The ERA said efforts to imply the consultation involved others were misleading.
The newly created position offered hours of work of 8.30am to 5.30pm Monday to Friday, with an additional requirement to work every second Saturday from 9am to 2pm, with no offer of increased or additional remuneration.
The business said a full-time worker was a better fit for its needs. It had considered hiring another part-time worker but said the benefits were greater in having someone full time. ERA member David Beck said that while impressive in scope, the consultation document contained no comparative financial information or sales data despite mentioning "increased volume of work" as a reason for the changes. Wootton indicated by email in March he was prepared to work 9am to 4 pm each day and would consider Saturday work if his hourly rate increased to $24 with a penal provision of time and a half for working Saturdays.
Suzanne McCloy in her written evidence said they were happy with Wootton's work, wished to retain him and looked forward to another meeting to "explore the offer further" but that they were not going to accept his offer because it "did not provide for the required increase in hours and he was asking for a significant increase in his hourly rate (20 per cent plus) which we were not prepared to pay".
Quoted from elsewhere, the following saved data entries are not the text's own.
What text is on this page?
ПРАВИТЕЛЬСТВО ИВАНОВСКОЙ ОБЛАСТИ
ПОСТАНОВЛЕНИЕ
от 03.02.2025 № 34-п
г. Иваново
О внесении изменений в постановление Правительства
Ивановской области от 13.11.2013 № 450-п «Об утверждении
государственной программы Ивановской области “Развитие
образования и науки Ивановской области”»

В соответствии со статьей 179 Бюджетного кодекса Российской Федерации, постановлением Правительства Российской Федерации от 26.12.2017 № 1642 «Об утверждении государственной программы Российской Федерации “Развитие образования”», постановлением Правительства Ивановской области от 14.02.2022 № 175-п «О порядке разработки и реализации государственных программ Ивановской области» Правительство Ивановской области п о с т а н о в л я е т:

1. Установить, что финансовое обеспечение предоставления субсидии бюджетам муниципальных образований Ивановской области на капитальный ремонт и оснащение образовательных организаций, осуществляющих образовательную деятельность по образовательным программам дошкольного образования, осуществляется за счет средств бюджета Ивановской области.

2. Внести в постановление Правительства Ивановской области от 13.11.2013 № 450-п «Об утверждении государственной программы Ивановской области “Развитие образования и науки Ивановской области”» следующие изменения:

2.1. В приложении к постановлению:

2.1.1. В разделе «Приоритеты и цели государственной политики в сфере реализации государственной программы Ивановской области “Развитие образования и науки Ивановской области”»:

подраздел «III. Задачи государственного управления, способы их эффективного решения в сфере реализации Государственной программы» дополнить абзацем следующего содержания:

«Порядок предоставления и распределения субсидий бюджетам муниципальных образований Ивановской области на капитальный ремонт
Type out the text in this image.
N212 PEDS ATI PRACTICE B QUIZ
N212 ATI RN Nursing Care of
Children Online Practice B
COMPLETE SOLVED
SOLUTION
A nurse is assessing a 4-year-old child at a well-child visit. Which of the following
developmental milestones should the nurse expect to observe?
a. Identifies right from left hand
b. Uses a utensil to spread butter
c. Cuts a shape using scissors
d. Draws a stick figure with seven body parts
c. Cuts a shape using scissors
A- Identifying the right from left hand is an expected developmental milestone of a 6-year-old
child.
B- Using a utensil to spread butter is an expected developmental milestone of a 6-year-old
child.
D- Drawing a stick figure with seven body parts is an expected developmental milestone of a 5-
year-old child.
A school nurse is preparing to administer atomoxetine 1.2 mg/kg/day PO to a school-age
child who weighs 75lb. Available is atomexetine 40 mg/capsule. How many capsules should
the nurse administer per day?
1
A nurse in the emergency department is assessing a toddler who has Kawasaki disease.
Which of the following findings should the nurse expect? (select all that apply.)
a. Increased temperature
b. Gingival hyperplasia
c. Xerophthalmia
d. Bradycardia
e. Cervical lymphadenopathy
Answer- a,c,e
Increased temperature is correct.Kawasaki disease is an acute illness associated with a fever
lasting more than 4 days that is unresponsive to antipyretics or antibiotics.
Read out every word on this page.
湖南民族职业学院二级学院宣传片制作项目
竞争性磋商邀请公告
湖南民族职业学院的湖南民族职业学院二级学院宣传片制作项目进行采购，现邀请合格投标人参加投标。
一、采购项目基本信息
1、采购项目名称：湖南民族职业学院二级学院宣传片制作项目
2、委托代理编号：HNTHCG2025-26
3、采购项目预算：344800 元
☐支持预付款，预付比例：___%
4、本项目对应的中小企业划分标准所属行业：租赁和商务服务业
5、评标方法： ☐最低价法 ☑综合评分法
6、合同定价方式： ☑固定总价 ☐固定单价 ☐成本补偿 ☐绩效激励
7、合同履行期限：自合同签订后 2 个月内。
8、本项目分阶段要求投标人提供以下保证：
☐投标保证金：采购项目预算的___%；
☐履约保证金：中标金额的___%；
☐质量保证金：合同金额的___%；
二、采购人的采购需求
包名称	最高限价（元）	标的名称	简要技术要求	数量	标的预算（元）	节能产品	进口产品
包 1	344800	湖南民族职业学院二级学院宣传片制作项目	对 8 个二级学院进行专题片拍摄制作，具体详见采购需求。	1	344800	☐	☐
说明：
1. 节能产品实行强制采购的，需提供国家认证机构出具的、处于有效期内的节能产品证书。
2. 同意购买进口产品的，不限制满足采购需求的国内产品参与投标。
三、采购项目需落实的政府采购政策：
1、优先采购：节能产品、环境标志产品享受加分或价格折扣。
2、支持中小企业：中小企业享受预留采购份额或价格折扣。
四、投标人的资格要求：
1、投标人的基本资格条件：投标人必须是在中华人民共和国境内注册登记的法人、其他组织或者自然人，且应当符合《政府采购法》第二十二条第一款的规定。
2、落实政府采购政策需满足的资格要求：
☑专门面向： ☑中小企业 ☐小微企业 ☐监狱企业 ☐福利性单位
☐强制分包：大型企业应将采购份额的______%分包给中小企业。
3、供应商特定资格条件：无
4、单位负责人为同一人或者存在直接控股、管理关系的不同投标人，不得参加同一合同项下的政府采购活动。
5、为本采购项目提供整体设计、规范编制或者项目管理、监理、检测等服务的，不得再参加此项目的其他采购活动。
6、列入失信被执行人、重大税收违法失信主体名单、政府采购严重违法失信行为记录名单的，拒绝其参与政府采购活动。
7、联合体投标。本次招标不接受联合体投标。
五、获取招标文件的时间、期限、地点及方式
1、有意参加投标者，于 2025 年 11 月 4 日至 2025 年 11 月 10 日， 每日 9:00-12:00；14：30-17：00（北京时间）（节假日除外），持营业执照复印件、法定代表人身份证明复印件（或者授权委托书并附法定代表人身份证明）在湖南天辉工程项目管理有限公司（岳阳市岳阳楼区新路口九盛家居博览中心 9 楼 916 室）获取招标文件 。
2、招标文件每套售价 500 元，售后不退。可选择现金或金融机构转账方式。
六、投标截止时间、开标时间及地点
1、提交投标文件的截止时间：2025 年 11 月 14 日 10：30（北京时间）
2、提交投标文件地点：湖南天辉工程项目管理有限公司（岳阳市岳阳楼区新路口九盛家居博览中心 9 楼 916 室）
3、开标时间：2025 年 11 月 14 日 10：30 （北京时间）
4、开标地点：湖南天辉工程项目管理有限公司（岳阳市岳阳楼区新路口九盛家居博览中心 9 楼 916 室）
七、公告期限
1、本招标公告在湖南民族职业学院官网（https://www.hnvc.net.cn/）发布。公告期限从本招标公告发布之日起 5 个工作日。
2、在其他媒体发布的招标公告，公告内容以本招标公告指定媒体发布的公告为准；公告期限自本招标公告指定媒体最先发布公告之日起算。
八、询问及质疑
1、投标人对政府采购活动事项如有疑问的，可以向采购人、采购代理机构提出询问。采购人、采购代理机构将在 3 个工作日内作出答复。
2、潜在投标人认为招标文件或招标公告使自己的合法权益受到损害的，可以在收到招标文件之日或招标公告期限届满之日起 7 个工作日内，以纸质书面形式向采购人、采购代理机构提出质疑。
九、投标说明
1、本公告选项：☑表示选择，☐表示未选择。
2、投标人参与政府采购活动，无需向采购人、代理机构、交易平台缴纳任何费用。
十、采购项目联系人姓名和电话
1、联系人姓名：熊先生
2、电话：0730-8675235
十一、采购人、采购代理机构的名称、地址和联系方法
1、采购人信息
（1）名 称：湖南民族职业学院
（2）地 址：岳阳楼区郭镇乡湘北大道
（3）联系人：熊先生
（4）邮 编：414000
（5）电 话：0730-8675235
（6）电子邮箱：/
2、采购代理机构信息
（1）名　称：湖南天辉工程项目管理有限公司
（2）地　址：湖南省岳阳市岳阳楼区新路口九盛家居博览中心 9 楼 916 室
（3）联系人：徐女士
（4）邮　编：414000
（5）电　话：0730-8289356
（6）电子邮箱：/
In March, following a meeting to try to resolve matters, Wootton was handed a letter which the ERA described as effectively an ultimatum, in that if he chose not to accept changes to his position, his employment would be terminated by redundancy.
After more brief correspondence, Wootton confirmed he would not work the additional hours, and he received a text from McCloy saying: "Thanks for confirming I will arrange your final pay and email you. All the best for the future".
Wootton, who was provided one week's pay in lieu of notice, then signalled a personal grievance through an advocate's letter of May 24, 2020.
The ERA found that Roadrubber had not sufficiently demonstrated it was a genuine redundancy situation.
"My view is that Roadrubber did not act as a fair and reasonable employer could in all of the circumstances in concluding Mr Wootton's position was surplus to their ongoing requirements and failed to reasonably engage on alternatives to redundancy."
The ERA found Mr Wootton was unjustifiably dismissed and was entitled to remedies including $14,400 for six months' lost earnings, and $18,000 in compensation for the evident "significant impact" on Wootton as a result of what happened, including the "deep hurt and humiliation" caused by how he was treated.
The ERA said given the circumstances, including that Wootton did not act in a blameworthy or culpable manner that gave rise to his grievance occurring, a reduction in remedies was not warranted.
"Although Mr Wootton had a reciprocal duty to be active and communicative and responsive, and he did not positively engage at the second meeting I find he cannot be expected in the distressing context of how the restructuring was enacted and how his former employer engaged with him, to be held blameworthy for his actions.
“This was a redundancy that normally is regarded as a ‘no fault’ termination of employment.”
*The company changed hands again in January 2023, after the ERA decision.